Kristen Gamboa was inspired to nominate Toledo as an Unsung Hero after attending the Century High School graduation ceremony last year in her capacity as a board member of the Valencia County Hispano Chamber of Commerce. By the end of the ceremony, Gamboa said she was moved to tears after hearing stories of students who Toledo had helped guide to graduation.
“For those kids, it was like their moment. Most of them were like, ‘I never thought I would be able to graduate.’ Some had kids,” Gamboa said. “Everyone was coming from so many different backgrounds and needs and the fact that all of them could be met by the guidance and leadership of one woman, that all just seemed very genuine. The kids weren’t just a number she had to push through the system to graduate. It was so apparent.”
In her capacity as the economic development director for the village of Los Lunas, Gamboa and Toledo are now partnering to connect students with local business owners for jobs and internships.
Toledo joked that her colleagues at Los Lunas High School used to tease her about knowing the names and stories of every single student until they realized she does.
One example is a student who received her diploma in May from Century High School, Toledo’s first graduating class.

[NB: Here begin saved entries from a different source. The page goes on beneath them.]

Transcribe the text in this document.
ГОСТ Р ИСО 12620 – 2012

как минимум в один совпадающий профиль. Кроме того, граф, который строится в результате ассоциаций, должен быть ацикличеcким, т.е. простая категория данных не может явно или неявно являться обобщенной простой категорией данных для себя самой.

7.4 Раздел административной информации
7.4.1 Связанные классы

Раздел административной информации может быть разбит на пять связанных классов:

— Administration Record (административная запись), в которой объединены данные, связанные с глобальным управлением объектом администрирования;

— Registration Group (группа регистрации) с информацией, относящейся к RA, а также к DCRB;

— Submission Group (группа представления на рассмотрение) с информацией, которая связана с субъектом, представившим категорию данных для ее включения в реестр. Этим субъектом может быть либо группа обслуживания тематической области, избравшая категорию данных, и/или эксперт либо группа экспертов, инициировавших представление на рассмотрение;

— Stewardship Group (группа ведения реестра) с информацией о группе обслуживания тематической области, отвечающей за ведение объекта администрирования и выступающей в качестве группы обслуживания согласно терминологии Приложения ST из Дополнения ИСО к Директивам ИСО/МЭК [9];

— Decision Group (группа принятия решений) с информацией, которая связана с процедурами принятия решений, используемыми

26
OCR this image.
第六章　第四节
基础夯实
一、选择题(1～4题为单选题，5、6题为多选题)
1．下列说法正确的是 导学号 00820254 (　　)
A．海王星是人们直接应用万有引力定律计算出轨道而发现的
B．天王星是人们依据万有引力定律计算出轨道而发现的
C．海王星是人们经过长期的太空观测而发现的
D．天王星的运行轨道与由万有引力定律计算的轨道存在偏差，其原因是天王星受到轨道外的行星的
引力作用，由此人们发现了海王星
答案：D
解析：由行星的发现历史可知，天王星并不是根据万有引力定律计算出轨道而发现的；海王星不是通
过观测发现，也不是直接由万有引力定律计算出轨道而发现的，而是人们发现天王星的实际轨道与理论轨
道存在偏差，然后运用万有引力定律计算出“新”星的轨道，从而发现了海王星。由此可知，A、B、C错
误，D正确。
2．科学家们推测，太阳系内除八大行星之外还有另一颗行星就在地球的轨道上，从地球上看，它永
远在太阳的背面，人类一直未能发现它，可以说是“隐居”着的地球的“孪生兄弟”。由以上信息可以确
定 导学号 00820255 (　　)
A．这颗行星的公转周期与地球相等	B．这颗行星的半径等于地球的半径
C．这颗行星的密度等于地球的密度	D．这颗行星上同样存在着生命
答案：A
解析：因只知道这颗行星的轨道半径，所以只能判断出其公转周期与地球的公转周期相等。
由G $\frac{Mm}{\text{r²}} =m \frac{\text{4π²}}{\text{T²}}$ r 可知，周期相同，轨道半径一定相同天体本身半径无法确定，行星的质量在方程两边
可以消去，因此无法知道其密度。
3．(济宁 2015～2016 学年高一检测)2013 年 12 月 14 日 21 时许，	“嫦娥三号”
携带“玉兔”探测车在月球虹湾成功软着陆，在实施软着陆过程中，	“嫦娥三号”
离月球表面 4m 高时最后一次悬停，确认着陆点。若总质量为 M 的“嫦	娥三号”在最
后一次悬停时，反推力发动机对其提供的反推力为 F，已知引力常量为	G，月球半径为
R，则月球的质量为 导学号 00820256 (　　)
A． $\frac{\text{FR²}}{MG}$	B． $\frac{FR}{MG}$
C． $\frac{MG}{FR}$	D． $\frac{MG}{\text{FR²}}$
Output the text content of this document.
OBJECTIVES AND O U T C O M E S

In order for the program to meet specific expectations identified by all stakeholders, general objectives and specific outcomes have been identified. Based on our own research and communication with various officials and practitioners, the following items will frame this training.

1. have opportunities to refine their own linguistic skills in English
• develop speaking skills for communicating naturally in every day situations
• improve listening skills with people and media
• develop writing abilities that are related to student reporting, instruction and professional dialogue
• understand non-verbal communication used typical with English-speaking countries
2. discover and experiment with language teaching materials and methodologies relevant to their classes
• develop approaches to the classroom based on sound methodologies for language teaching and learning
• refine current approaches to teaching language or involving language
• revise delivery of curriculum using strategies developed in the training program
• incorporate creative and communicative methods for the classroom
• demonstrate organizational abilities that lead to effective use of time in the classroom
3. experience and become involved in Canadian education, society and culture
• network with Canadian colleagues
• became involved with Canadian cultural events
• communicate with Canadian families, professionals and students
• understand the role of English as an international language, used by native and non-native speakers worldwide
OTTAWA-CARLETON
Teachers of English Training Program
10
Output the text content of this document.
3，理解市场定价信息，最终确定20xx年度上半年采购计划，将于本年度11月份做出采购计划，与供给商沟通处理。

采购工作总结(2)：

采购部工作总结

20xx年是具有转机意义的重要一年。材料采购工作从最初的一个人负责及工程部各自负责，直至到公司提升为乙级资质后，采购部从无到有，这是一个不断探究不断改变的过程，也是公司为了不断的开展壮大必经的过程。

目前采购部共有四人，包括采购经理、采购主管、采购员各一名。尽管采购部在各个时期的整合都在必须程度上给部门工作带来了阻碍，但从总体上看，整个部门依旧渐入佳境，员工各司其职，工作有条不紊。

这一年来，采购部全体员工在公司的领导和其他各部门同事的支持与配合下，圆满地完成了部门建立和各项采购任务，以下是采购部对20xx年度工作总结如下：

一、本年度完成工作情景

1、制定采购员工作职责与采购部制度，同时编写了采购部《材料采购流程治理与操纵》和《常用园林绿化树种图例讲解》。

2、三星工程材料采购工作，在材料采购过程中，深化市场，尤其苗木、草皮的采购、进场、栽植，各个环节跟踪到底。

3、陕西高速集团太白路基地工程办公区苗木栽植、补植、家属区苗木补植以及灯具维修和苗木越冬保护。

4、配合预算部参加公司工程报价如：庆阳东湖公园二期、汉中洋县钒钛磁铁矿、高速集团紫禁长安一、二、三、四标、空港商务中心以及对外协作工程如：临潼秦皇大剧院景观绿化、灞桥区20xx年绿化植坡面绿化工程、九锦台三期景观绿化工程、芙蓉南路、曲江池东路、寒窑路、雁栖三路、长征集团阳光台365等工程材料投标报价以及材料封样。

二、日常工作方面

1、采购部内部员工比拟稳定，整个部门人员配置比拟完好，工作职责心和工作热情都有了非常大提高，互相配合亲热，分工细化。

She joked that the student probably doesn’t even know she had been advocating for her since she started high school.
Shortly after beginning at Los Lunas High School, where Toledo served as assistant principal at the time, the student transferred to CHS, continuing to fluctuate in and out of school due to the pandemic and various life circumstances.
“I secretly got her phone number, walked it over to the (Century High) principal and said, ‘Call this girl. She needs to be back in your school. She can do it. Call her; get her in.’” Toledo said.
After beginning at CHS again, the student persisted until she enrolled in the graduate program. Even after becoming pregnant during her senior year, the student earned her diploma, walking across the stage in May.
“Watching her graduate was so bittersweet to me because it was my first graduating class but, in some ways, I had my hand in her education when she was at Los Lunas,” Toledo said. “You have those moments where you see these kids that have come so far and you know what it took to get them there and they keep you going.”
Still, Toledo touts the staff behind her, which she continues to try to support and remove obstacles for so they can provide the best for their students.
“I can’t change a kid’s life by myself,” she said. “I can be their connection to school and I can be their warm and supportive adult. But, it’s the teachers on the front line who do the hard work to change the kids’ lives.”